The French chargés d'affaires all left feeling "greatly offended". Collier later said, "the French are unmanly and frivolous, their morals are universally profligate", and he did not care if he offended them. The French diplomats responded by cultivating a relationship with Alabama politician James Shields, who they believed would better serve their interests. Shields proved friendlier to the French diplomats, frequently having them to his "parlor" as guests and "showing them off". In the 1851 Alabama gubernatorial election, Shields had the public backing of France's diplomatic representatives and the French expatriate business community in Mobile.
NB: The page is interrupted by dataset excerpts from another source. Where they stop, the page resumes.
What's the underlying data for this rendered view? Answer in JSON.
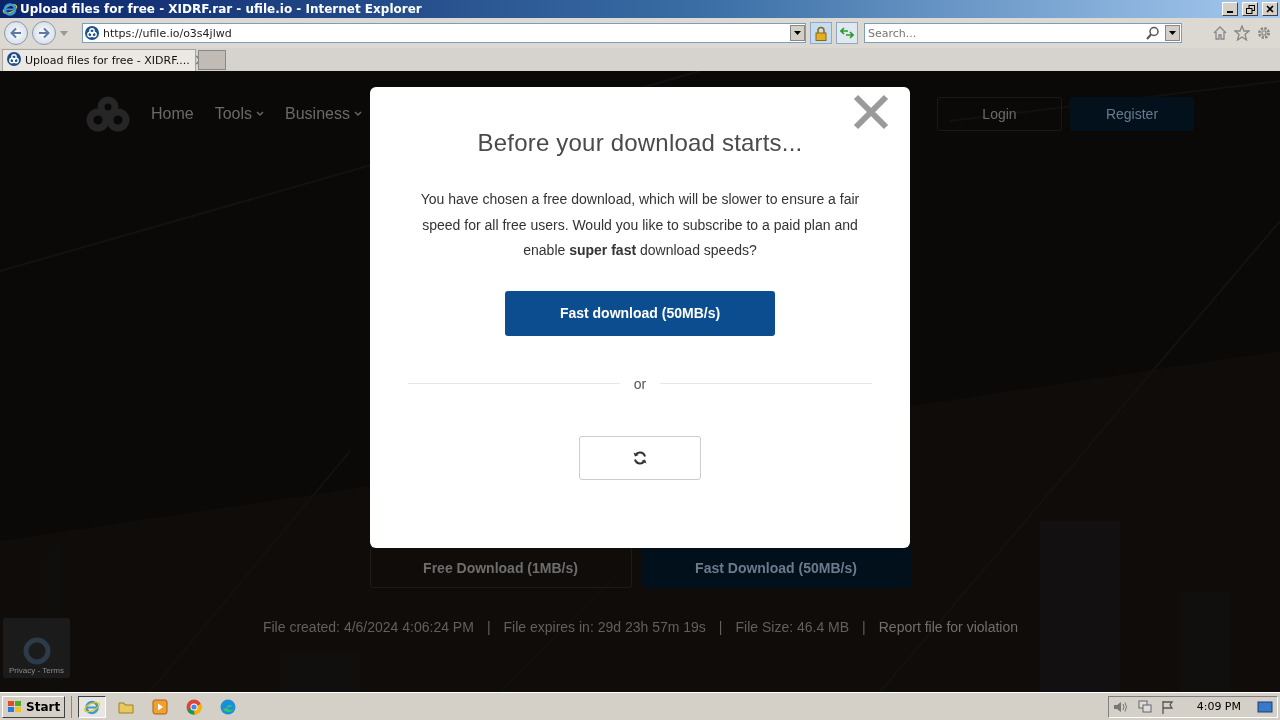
{
  "window": {
    "title": "Upload files for free - XIDRF.rar - ufile.io - Internet Explorer"
  },
  "address_bar": {
    "url": "https://ufile.io/o3s4jlwd",
    "secure": true
  },
  "search": {
    "placeholder": "Search..."
  },
  "tabs": [
    {
      "label": "Upload files for free - XIDRF....",
      "selected": true
    }
  ],
  "site_nav": {
    "items": [
      {
        "label": "Home",
        "dropdown": false
      },
      {
        "label": "Tools",
        "dropdown": true
      },
      {
        "label": "Business",
        "dropdown": true
      }
    ],
    "login": "Login",
    "register": "Register"
  },
  "download_buttons": [
    {
      "label": "Free Download (1MB/s)",
      "kind": "outline"
    },
    {
      "label": "Fast Download (50MB/s)",
      "kind": "primary"
    }
  ],
  "file_info": [
    {
      "text": "File created: 4/6/2024 4:06:24 PM",
      "kind": "text"
    },
    {
      "text": "|",
      "kind": "separator"
    },
    {
      "text": "File expires in: 29d 23h 57m 19s",
      "kind": "text"
    },
    {
      "text": "|",
      "kind": "separator"
    },
    {
      "text": "File Size: 46.4 MB",
      "kind": "text"
    },
    {
      "text": "|",
      "kind": "separator"
    },
    {
      "text": "Report file for violation",
      "kind": "link"
    }
  ],
  "recaptcha": {
    "links": "Privacy - Terms"
  },
  "modal": {
    "title": "Before your download starts...",
    "message": "You have chosen a free download, which will be slower to ensure a fair speed for all free users. Would you like to subscribe to a paid plan and enable **super fast** download speeds?",
    "primary_button": "Fast download (50MB/s)",
    "separator": "or"
  },
  "taskbar": {
    "start": "Start",
    "clock": "4:09 PM"
  }
}
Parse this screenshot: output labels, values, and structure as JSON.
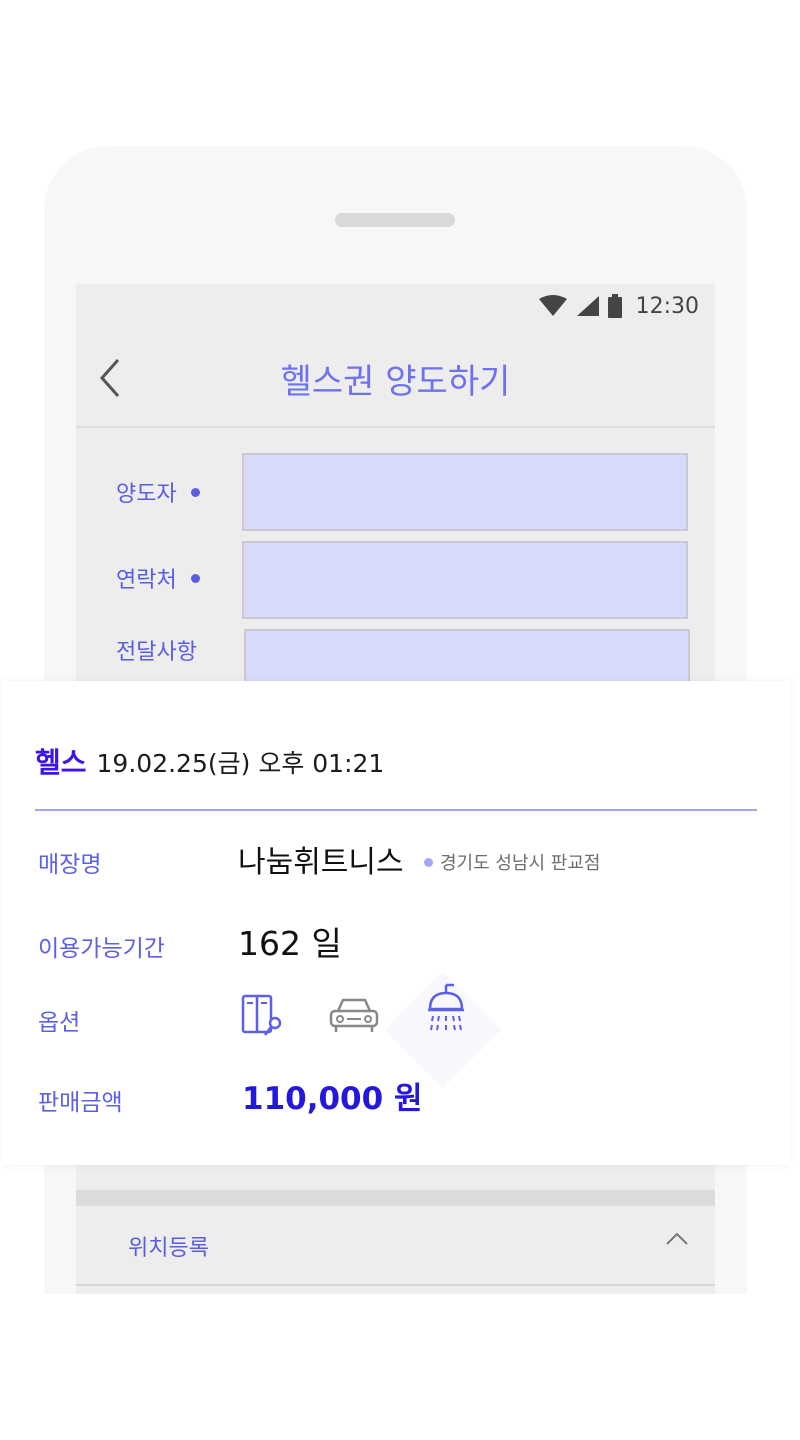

In a move later cited as his reason for having to depart the United States, the French ambassador in Washington DC, Guillaume Tell Poussin, took the unprecedented step of endorsing Shields in the election and of "encouraging the men of Alabama to make him governor." Shortly before the election, a visiting French businessman, Yves de la Tour d'Auvergne, whose operations were primarily based in Martinique and French Guiana, spoke to Congressman David Hubbard in a way that Hubbard characterized as condescending, explaining basic facts about Alabama to Hubbard as if Hubbard did not already know them (including deliberately obvious things such as which city was the capital, and that Alabama had not been a state for a hundred years) and also referring to Hubbard in the third person, in English, while Hubbard was present and speaking of him "as though he were a fool." During this exchange, Hubbard had been a guest of d'Auvergne and was "shocked" by the treatment. Hubbard was known as a major public supporter of Collier, and Monsieur de la Tour d'Auvergne gave a very public toast to Shields at the event. Shields was considered the invité d'honneur or "guest of honor" at the event, and Hubbard later concluded he had only been invited as an insult.[3]
After the election, it became clear to both d'Auvergne and Ambassador Poussin that they had greatly misjudged public opinion among "the leading men of Alabama"; following this d'Auvergne departed Mobile.[4][5][6] Following his term as governor, Collier was offered a seat in the United States Senate but declined and retired.[2]